This project explores and benchmarks multiple retrieval techniques on the HotpotQA corpus. The goal was to optimize retrieval quality as measured by mean nDCG@10, focusing on improving beyond standard dense retrievers and cross-encoder rerankers. After iterative experimentation with dense retrieval, BM25, and reranking models, the best performance was achieved through a LambdaRank-based ranker trained on a custom feature set including token counts and scores from other reranking models.
- Dense Retriever: Vector-based retrieval using pretrained (bge-large-en-v1.5) embeddings .
- Dense Retriever + Cross Encoder: Dense top-50 retrieval followed by cross-ecnoder (bge-reranker-large) rereanking.
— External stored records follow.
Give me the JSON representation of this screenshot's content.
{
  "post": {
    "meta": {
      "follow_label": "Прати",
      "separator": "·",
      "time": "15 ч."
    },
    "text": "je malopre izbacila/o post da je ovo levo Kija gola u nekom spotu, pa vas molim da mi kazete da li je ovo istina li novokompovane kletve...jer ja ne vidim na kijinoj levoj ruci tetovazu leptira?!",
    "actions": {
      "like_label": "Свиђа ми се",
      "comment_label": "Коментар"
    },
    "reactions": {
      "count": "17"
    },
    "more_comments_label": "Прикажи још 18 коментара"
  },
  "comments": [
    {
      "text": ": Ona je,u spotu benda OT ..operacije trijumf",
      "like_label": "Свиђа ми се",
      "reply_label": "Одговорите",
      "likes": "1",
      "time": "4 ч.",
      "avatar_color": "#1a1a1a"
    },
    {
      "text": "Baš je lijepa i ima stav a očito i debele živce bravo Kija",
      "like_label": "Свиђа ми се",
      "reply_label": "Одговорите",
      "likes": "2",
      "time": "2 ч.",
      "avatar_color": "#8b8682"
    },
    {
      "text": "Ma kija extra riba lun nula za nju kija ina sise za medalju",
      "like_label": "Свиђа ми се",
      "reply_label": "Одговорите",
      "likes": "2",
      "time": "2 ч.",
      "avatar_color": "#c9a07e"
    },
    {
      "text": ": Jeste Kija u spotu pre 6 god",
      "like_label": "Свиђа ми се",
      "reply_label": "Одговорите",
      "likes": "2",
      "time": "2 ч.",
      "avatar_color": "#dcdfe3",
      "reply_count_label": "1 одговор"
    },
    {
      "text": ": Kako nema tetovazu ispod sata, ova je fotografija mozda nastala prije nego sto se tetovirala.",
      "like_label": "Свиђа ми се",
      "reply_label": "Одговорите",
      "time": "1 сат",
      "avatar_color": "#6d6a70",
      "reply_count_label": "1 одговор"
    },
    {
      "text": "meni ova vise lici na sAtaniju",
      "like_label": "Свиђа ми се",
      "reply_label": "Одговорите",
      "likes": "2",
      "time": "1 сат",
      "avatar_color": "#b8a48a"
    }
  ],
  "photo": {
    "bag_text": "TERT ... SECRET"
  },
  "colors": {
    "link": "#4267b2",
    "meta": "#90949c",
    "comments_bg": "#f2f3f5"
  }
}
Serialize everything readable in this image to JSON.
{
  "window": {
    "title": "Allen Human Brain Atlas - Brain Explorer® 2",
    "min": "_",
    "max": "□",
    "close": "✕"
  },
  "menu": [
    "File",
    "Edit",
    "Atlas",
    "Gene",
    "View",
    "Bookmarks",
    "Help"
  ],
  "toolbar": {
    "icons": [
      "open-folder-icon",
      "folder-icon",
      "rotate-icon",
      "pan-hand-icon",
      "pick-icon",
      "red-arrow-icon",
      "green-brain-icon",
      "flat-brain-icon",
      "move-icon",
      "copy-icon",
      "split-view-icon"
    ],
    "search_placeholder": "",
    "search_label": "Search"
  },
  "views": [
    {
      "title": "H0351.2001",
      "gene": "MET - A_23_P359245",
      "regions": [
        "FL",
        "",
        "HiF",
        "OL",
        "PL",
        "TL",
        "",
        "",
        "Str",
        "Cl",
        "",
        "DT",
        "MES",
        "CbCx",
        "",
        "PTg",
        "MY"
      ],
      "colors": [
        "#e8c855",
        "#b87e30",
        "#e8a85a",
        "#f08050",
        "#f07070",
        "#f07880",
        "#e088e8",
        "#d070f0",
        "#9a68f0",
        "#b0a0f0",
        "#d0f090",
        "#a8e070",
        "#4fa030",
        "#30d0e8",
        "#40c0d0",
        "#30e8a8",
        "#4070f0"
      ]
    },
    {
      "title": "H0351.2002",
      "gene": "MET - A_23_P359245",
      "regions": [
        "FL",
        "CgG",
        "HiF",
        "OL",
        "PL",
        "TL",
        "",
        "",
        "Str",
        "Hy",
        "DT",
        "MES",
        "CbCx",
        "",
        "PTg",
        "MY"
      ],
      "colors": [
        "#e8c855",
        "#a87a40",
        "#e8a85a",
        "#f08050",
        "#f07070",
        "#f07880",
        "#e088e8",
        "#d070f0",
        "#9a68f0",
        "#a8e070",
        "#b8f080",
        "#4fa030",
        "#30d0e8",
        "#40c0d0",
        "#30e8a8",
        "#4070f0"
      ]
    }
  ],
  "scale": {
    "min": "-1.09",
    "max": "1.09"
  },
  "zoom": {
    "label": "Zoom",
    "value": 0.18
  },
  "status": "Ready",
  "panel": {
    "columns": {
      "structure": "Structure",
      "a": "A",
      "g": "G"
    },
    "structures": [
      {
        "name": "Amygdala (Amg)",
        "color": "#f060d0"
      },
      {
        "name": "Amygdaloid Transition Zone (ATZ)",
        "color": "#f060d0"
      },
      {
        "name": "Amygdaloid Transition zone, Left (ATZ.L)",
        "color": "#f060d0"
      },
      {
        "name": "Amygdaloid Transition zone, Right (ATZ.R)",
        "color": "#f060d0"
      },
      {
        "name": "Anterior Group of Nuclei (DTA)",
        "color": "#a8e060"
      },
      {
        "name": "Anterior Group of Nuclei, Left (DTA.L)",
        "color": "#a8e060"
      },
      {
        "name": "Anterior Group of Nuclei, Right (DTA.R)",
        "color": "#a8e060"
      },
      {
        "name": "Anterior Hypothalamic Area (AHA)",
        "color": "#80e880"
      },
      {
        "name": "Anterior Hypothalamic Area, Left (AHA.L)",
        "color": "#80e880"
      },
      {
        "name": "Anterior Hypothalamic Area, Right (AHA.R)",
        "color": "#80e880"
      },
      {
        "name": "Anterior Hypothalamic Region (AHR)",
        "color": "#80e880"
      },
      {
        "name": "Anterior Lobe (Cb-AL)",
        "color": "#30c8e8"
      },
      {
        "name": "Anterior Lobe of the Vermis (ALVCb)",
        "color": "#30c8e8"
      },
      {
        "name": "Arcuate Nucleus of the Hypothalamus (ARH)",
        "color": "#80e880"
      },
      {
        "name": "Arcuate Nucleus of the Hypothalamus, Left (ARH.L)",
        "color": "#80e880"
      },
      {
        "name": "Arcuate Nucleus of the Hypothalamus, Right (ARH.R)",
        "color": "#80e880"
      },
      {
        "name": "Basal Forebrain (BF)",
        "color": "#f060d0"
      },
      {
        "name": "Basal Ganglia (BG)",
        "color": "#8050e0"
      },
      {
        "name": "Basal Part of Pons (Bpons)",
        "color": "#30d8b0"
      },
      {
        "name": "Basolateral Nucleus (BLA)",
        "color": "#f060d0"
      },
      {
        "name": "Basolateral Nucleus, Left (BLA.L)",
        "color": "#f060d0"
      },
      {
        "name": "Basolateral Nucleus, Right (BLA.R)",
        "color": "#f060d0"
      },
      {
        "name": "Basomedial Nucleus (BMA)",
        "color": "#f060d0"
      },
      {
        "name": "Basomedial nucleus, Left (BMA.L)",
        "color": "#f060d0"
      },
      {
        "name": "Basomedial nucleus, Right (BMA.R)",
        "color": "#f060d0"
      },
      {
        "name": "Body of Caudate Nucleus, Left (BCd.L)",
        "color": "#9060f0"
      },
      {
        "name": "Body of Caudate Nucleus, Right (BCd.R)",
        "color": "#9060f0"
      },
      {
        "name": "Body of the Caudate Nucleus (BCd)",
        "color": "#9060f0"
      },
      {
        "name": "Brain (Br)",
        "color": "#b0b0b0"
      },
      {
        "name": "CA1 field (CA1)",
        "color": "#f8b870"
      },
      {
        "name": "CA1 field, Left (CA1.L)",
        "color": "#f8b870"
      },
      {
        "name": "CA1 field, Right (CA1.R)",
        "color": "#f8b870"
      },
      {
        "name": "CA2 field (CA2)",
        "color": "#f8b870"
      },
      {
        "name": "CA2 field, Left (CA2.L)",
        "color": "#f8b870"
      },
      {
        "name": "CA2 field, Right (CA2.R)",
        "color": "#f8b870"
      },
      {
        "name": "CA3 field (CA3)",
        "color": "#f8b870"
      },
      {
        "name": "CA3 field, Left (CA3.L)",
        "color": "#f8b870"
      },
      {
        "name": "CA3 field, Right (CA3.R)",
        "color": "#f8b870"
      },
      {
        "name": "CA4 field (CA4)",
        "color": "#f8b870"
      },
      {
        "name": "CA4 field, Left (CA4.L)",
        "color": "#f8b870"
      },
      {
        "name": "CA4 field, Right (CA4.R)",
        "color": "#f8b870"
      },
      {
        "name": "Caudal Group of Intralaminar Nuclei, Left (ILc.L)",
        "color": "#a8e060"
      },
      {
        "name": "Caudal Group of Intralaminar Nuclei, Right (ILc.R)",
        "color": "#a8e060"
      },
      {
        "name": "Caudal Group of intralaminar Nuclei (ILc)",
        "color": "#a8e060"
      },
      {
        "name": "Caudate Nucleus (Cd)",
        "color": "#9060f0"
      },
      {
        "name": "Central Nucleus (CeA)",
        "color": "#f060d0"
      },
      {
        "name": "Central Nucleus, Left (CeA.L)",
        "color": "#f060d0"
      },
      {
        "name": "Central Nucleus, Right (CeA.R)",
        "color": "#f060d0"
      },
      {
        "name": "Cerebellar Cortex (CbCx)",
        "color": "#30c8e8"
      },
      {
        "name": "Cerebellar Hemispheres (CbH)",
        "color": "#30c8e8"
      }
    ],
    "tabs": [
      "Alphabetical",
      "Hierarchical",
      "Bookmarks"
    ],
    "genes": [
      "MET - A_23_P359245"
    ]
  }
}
The final system achieved superior results through a two-staged pipeline:
- Retrieve top 50 candidate documents using a dense retriever.
- Use a LambdaRank model to optimize ranking based on multiple informative features:
- BM25 Score: lexical similarity between query and document.
- Cross Encoder Score: semantic similarity between query and document.
- LLM Score: contextual relevance estimated by a large language model (Mistral-7B-Instruct-v0.3.Q8_0).
- Document Length: number of tokens in the document.
- Query Length: number of tokens in the query.
- The model is trained on a total of 200000 query-document pairs - 10000 queries x 20 documents retrieved per query by dense retriever.
- The model reranks the top 50 candidates to produce the final top 10 ranking.
- The model was evaluated using the first 4000 queries from the HotpotQA validation set.
| Model | Mean nDCG@10 |
|---|---|
| Dense Retriever | 0.86235 |
| Dense Retriever + Cross Encoder | 0.93665 |
| Dense Retriever + LambdaRank Reranker | 0.94159 |
- Combining semantic, lexical, and structural features significantly improves retrieval quality.
- LambdaRank provides a flexible framework for leveraging diverse signals without retraining large encoder models.
- Perform an ablation study to investigate which features are truly signficant.
- Incorporate multi-hop retrieval signals to better handle reasoning chains.
- Experiment with pairwise LLM preference data for improved LambdaRank supervision.
- Extend the pipeline to end-to-end QA generation using retrieved contexts.